Texte intégral
J.-J. Bourdin.- J.-L. Borloo, l'homme du Grenelle de l'environnement, euphorique, ce matin, heureux en tous les cas ?
R.- Oui, heureux, épuisé mais heureux...
Q.- Vous étiez en train de regarder notre "manifeste de l'environnement", vous avez vu, ça colle, hein ?!
R.- Mais c'est incroyable, je regarde votre mémo, il y a six semaines que vous avez lancé cela... ?
Q.- On a lancé cela il y a un mois à peu près.
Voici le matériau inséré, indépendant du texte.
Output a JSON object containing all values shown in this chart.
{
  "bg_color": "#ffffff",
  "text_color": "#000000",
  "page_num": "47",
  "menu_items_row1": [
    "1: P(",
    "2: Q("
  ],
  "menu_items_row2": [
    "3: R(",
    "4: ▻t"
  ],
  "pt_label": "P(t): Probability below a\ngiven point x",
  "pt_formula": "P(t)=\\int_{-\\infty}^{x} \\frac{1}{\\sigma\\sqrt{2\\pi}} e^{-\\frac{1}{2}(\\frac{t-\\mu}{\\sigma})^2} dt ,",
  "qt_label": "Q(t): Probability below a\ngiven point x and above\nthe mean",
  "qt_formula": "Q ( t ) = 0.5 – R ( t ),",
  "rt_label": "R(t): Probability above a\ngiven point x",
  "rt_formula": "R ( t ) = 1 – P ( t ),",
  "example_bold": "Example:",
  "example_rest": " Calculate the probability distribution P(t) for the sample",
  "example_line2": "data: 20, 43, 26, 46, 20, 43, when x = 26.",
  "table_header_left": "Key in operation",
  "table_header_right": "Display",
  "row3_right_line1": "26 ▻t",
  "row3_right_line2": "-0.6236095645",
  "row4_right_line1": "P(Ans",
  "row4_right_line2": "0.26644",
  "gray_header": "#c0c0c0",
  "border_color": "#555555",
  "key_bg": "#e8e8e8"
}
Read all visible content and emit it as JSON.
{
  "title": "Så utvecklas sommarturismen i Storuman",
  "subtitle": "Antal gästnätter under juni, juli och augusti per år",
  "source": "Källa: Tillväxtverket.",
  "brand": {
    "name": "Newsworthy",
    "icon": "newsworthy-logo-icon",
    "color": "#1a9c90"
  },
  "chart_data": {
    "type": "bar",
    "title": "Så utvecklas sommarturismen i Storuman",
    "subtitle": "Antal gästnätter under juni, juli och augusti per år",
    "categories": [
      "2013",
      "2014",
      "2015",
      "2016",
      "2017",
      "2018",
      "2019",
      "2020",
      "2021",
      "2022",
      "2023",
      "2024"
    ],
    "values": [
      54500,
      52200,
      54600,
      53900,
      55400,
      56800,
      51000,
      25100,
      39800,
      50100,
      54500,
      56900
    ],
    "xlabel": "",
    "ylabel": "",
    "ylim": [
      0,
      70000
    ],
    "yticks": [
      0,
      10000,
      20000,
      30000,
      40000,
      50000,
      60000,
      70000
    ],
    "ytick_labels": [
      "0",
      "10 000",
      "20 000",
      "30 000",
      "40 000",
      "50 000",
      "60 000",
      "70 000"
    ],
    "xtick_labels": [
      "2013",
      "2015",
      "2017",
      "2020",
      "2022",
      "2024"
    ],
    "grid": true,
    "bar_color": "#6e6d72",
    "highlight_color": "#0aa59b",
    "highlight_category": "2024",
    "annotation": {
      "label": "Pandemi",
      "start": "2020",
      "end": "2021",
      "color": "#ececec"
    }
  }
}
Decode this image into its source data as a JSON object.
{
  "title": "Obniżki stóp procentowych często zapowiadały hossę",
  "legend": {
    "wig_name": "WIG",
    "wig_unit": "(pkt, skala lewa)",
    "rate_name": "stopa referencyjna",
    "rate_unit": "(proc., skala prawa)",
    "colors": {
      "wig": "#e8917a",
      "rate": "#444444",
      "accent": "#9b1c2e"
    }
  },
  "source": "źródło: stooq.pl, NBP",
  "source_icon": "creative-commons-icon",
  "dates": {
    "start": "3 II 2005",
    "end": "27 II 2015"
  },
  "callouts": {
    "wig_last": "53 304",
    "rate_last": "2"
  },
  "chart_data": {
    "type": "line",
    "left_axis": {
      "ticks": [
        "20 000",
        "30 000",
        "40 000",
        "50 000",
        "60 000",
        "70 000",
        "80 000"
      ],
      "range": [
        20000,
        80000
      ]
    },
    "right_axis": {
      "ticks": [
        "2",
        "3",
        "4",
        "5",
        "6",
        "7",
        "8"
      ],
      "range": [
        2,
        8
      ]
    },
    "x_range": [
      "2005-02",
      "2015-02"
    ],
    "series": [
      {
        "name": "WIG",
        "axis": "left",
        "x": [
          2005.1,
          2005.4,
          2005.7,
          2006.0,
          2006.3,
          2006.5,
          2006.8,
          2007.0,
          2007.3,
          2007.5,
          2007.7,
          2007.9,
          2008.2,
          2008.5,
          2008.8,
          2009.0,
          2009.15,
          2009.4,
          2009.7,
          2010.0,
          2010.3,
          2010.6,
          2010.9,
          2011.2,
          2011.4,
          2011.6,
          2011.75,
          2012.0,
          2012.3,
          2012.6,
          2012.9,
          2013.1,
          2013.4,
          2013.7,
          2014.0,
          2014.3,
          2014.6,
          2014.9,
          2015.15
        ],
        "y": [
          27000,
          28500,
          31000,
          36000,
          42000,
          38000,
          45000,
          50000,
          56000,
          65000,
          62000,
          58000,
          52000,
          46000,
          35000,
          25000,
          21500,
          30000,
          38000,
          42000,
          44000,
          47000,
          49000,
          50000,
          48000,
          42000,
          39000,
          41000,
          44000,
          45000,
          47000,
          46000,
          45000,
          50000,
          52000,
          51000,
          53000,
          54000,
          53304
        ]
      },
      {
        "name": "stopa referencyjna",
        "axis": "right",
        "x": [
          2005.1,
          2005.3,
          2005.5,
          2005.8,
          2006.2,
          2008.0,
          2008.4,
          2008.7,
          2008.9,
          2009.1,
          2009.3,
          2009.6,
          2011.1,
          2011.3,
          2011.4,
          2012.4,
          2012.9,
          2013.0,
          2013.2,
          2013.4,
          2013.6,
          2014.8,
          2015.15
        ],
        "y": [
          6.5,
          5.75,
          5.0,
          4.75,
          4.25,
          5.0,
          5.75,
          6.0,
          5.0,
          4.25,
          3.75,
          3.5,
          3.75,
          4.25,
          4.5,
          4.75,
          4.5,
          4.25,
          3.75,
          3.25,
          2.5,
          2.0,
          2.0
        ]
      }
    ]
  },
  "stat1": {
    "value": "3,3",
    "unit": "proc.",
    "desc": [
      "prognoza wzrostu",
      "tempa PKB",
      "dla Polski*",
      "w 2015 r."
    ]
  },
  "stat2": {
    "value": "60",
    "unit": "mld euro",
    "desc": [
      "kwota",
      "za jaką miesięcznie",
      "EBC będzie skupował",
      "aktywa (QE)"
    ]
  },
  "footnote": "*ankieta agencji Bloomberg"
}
R.- Alors je regarde, les thèmes. D'abord, sur les principes généraux : 77 % des Français veulent économiser de l'énergie", c'est vraiment la partie centrale, et après, les transports... C'est incroyable, je vous dis que votre texte, mon cher J.-J. Bourdin, et puis, je peux comparer à ce qui est sorti de ce Grenelle...
Q.- Tant mieux !
R.-...Où il y avait tout le monde : il y avait les syndicats, les ONG - les organisations non gouvernementales écologistes -, les élus locaux, les parlementaires, les entreprises, l'Etat, enfin, tout ce monde, avec des experts. Et vous savez, cette espèce de club des cinq, qui ne se parlait pas ou pas beaucoup, et pour qui, parfois même, les mots ne voulaient pas dire la même chose, selon les uns et les autres, et qui, à force de se regarder, se confronter, d'essayer de comprendre pourquoi on en était là et ce que l'on pouvait faire, finit par faire des programmes complètement opérationnels. Alors, je relis votre "appel" ; c'est incroyable, cela commence par : instaurer une taxe pour les véhicules les plus polluants, et des taxes pour ceux qui ne polluent pas", c'est fait, banco, bonus- malus !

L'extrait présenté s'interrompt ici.